Based on the above theory, in our study, some APL patients with an increase in GGT level alone without any hepatoprotective intervention, ALT and AST levels were always normal in treatment process. Hence, we hypothesized that an isolated increase in GGT level is not solely the result of hepatocellular injury during ATO treatment of APL.

In addition, there are different understandings in prophylactic application of hepatoprotective agents [Citation26] that they are not recommended in any APL treatment guidelines to date. Meanwhile, we hope to change the situation according to our research that the physicians routinely applied liver protective agents for APL patients.

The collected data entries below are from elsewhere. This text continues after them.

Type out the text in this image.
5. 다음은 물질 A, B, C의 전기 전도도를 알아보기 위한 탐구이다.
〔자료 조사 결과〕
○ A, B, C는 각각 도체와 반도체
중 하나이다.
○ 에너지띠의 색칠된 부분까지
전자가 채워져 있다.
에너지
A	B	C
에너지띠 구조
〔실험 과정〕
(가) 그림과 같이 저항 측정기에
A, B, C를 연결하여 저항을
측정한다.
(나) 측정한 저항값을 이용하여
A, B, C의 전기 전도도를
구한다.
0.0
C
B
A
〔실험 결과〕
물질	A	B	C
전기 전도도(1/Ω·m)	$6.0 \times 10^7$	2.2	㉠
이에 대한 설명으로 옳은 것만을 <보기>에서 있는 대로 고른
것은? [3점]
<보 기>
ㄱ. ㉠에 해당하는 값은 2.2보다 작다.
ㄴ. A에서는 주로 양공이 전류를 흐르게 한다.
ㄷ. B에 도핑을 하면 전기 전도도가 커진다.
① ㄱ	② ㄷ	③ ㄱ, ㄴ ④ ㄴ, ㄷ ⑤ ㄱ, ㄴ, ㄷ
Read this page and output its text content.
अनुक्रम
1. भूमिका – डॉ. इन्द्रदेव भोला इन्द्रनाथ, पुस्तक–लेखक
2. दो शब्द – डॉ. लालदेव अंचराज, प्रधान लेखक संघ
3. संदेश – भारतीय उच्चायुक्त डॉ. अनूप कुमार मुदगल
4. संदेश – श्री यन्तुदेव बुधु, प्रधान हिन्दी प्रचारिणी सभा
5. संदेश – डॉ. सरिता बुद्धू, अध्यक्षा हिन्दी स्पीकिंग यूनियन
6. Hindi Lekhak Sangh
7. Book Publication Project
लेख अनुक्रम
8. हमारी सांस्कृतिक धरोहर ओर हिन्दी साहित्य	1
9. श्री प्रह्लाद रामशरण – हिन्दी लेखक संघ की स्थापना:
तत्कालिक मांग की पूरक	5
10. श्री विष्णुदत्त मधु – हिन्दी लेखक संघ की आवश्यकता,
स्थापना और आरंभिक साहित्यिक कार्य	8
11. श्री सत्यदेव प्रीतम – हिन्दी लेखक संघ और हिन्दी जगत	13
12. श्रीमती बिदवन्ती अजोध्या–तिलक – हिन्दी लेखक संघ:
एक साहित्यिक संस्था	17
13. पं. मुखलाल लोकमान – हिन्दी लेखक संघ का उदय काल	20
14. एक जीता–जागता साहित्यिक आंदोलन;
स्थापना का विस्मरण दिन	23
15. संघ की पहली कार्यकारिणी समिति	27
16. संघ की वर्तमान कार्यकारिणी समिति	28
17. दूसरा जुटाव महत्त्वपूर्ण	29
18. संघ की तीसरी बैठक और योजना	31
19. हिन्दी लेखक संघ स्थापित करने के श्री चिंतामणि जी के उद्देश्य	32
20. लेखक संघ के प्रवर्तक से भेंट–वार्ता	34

As described above, the initial values of ALT and AST are different, therefore we could not evaluate liver impairment just rely on absolute values of ALT and AST to evaluate liver damage. In our study, we carried out dynamic data analysis: changes in ALT and AST one week treatment latter and elevated peak values. The first week of ATO treatment is a critical period, so we focus on the first week of liver function changes in order to rule out any interference in ATO effect.

Our research firstly studied correlated relationships among elevated liver enzymes in the APL patients undergoing single-agent ATO treatment. Our study focused on the critical period in early ATO treatment stage, which is different from the focus of previous reports.

Therefore, for APL patients with single elevation of GGT, close monitoring of liver function suggested, instead of prophylactic applying hepatoprotective intervention, in order to maintain ATO efficacy.

Ethics statement

This study was approved by Medical Ethics Committee of the First Affiliated Hospital of Harbin Medical University. Written informed consent was obtained from all subjects.

Acknowledgements

The authors gratefully acknowledge all teachers in Central Laboratory, First Affiliated Hospital of Harbin Medical University for the continuous generous support of this study.

Disclosure statement

No potential conflict of interest was reported by the author(s).

Additional information

Funding

This work was supported by grant funding from The key project of National Natural Science Foundation of China (81430088); Heilongjiang Postdoctoral Fund to pursue scientific research in Heilongjiang Province(LBH-Z18223); The Fund for Doctor of the First Affiliated Hospital, Harbin Medical University (2013B07); The research project of Health Commission of Heilongjiang Province (2019-015).